Pedro Macedo Camacho
Based on Portugal's beautiful island of Madeira, Pedro Macedo Camacho composes, mixes, and arranges award-winning music for a wide variety of films, orchestras, commercials and video games. His lush, soaring, powerful arrangements will soon grace Star Citizen; the most successful crowd funded video games in history. We recently caught up with him to discuss his exciting work and his use of Sonnox plug-ins.
Tell us about your background
I was classically trained, so I learned orchestration all the way - harmony, counterpoint and so on. I studied for more than ten years before ever starting to make my first note as a professional composer. Usually media composers try to cut that part short. So I started with all of the theories, no computers, just paper and pen. What I do in Cubase, I just have to refine and orchestrate completely to match what I have in my mind and make sure it sounds great.
What platform do you work on?
I've used Logic and Sonar before, but I prefer Steinberg Cubase. Whether its score to picture or not, I tend to initially compose with piano alone. Then I go to the Cubase. I have five PCs and 176 GB of RAM, so it's a fairly big setup. Most of that RAM is used to load a complete orchestra deeply sampled with both commercial and private libraries. I also have a wide variety of sampled libraries because I like to work in all genres of music. However, orchestral work is probably my main thing.
When scoring for a live ensemble, I tend to use the Capellen Orchestra in the Czech Republic. Then I bring the files back here and mix them.
How did you discover Sonnox plug ins?
It was word-of-mouth about the overall quality of Sonnox.
I tried many limiters from other high-end plug-in developers but none of them worked as I wanted.
When I used the Oxford Limiter for the first time I was completely blown away. Now it's my go-to limiter for orchestral music (even when I consider hardware options). Not only does it increase the perceived loudness more than other limiters, more importantly, it does not change the timbre or colour of the sound. That is crucial for orchestral music.
How do you use Sonnox plug-ins in your work?
I use Sonnox plug-ins exclusively on the mix and master bus of every orchestral project I mix. I believe that a great orchestral recording starts with perfect microphone placement, and a great performance from the players. After that you just need a little EQ and some limiting. I use Oxford EQs throughout the mix, and the Oxford Limiter on the final bus. There is something about Sonnox plug-ins that just makes it easier for me to get the sound I am looking for. I think the best example of my most recent work would be the recording of the latest performances of my Requiem Inês de Castro (YouTube ) The Oxford Limiter acts so beautifully it almost sounds as if no limiter was used at all, which to me is the highest compliment.

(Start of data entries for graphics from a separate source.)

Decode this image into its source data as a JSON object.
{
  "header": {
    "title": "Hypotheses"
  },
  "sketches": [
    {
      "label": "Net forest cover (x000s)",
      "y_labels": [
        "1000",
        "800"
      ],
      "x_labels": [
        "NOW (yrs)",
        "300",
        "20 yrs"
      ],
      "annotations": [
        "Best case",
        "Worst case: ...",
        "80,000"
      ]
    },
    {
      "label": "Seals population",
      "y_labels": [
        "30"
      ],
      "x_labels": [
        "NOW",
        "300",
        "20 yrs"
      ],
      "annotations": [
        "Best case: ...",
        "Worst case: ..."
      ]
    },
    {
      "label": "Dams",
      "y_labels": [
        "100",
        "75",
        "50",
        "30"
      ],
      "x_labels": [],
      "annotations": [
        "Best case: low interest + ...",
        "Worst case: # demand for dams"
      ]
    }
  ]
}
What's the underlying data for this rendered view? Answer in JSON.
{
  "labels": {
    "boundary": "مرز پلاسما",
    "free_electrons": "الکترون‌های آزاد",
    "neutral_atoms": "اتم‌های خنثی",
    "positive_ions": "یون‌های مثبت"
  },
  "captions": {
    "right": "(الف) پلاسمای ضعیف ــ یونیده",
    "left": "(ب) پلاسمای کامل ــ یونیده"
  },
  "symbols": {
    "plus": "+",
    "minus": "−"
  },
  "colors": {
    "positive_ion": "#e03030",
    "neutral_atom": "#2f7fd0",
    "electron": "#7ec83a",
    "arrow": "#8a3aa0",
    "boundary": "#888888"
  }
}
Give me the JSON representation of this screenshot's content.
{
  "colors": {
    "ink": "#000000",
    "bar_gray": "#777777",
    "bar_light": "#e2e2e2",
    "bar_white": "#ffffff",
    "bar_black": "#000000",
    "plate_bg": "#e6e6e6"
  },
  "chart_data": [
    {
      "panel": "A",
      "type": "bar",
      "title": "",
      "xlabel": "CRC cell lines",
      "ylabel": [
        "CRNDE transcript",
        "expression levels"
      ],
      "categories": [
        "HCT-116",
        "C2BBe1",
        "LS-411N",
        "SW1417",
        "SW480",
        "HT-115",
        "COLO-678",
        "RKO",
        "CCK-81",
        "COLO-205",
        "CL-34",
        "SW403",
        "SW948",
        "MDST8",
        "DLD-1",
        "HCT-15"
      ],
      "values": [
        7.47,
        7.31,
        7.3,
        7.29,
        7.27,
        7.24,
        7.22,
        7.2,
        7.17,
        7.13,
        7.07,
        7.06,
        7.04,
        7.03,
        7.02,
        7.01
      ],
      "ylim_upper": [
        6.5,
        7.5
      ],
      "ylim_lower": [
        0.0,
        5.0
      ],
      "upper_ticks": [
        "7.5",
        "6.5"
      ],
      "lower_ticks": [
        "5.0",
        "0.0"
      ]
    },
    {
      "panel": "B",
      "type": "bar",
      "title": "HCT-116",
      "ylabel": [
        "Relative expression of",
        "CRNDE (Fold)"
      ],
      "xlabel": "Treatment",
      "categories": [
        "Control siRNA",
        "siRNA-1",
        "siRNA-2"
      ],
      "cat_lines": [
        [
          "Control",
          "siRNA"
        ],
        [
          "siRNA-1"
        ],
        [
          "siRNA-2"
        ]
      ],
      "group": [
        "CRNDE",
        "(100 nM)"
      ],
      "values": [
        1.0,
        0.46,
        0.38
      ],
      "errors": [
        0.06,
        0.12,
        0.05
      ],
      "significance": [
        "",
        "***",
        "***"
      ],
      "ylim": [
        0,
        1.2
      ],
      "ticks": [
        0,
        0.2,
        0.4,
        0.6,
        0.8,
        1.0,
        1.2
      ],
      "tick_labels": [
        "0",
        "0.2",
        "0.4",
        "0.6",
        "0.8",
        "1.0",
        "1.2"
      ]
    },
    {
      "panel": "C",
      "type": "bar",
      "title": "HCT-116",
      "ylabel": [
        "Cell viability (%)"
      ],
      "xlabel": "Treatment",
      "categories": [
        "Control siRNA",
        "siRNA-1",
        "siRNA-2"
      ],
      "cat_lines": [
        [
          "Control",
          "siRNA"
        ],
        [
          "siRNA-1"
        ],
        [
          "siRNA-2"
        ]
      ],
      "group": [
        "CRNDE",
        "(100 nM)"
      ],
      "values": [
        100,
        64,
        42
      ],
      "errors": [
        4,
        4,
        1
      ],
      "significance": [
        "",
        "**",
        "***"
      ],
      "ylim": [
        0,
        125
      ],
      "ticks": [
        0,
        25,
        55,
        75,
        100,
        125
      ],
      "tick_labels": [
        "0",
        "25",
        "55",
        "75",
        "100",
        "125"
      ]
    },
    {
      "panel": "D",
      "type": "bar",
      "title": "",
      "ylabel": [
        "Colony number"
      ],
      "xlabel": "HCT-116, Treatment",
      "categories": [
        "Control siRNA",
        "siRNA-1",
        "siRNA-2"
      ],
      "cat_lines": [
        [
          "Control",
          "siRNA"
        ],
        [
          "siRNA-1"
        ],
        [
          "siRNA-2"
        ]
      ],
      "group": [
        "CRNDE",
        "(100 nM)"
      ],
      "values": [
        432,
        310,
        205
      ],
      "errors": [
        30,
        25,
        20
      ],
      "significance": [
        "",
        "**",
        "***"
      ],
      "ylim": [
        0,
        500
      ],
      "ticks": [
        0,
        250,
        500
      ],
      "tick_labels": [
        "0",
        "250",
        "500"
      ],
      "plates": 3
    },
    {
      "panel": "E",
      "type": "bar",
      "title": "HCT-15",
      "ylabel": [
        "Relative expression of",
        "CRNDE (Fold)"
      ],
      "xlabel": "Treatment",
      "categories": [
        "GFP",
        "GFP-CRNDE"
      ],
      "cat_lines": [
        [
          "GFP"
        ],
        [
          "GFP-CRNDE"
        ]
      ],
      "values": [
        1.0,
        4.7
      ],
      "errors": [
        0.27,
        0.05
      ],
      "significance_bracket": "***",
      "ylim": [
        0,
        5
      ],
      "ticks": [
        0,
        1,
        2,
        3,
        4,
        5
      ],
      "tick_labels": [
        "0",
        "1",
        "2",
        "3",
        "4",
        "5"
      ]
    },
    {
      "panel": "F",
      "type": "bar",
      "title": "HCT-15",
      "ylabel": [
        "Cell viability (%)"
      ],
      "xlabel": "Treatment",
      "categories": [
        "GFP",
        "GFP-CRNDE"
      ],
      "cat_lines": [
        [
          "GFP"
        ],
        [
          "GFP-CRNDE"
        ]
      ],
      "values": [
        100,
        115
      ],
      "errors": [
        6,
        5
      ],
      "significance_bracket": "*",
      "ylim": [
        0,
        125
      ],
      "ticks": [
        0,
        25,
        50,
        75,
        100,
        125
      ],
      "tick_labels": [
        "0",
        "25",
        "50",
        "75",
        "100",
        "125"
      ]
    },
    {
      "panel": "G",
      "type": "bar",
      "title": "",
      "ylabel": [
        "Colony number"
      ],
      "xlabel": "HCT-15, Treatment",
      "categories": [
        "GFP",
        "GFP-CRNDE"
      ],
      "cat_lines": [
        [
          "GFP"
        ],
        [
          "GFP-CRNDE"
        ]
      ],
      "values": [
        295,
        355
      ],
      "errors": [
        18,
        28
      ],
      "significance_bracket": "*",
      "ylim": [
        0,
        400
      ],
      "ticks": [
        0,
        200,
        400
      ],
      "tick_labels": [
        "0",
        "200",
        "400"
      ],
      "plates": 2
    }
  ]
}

Tell us about your approach to equalization.
Using "ears only" EQ is extremely important to me. I think the secret of any good mix starts with great EQ'ing. The reverb, careful sub-harmonic treatment and widening mix tricks are important, but it all starts with great EQ.
To EQ properly I found it is very important to hear the live performance in the hall. You need to memorize the actual orchestra sound with your ears, detect any acoustic problems in the venue or in some orchestra sections and then correct them in the mix. The EQ should keep the idiomatic sound from the orchestra but correct frequency problems certain sections may have. In my opinion it's a compromise between the true original sound and the ideal sound from the ideal orchestra. On the Oxford EQ I've found I prefer the Type 3 EQ, due to its curves. But I often forget about the graphics and mix purely by ear.
Tell us about your current projects
I am scoring one of the boldest and most interesting Sci-Fi game projects in history, Star Citizen, is the world record "crowd funded" project, currently at $43m USD. All the music has Sonnox in it. See it on YouTube.
What other Sonnox plug-ins do you turn to?
I use the Oxford Dynamics plug-in a lot, mostly for hybrid tracks. It's great when you want to compress a reverb tail. It sounds totally transparent and it works perfectly. What I like most about it is that, like the Limiter, it sounds as if there is no compression. It just maintains the volume we want. It's especially useful in complicated mixes where I would lose the tail completely without it. But it's also great on bass, drums and vocals. I like to use it when vocalists are singing very softly and you want to hear the final articulation from the voice. It makes a great difference in terms of interpretation, and it sounds completely natural.
Even though I use many plug-ins, Sonnox makes the most significant impact in my final product and mixes.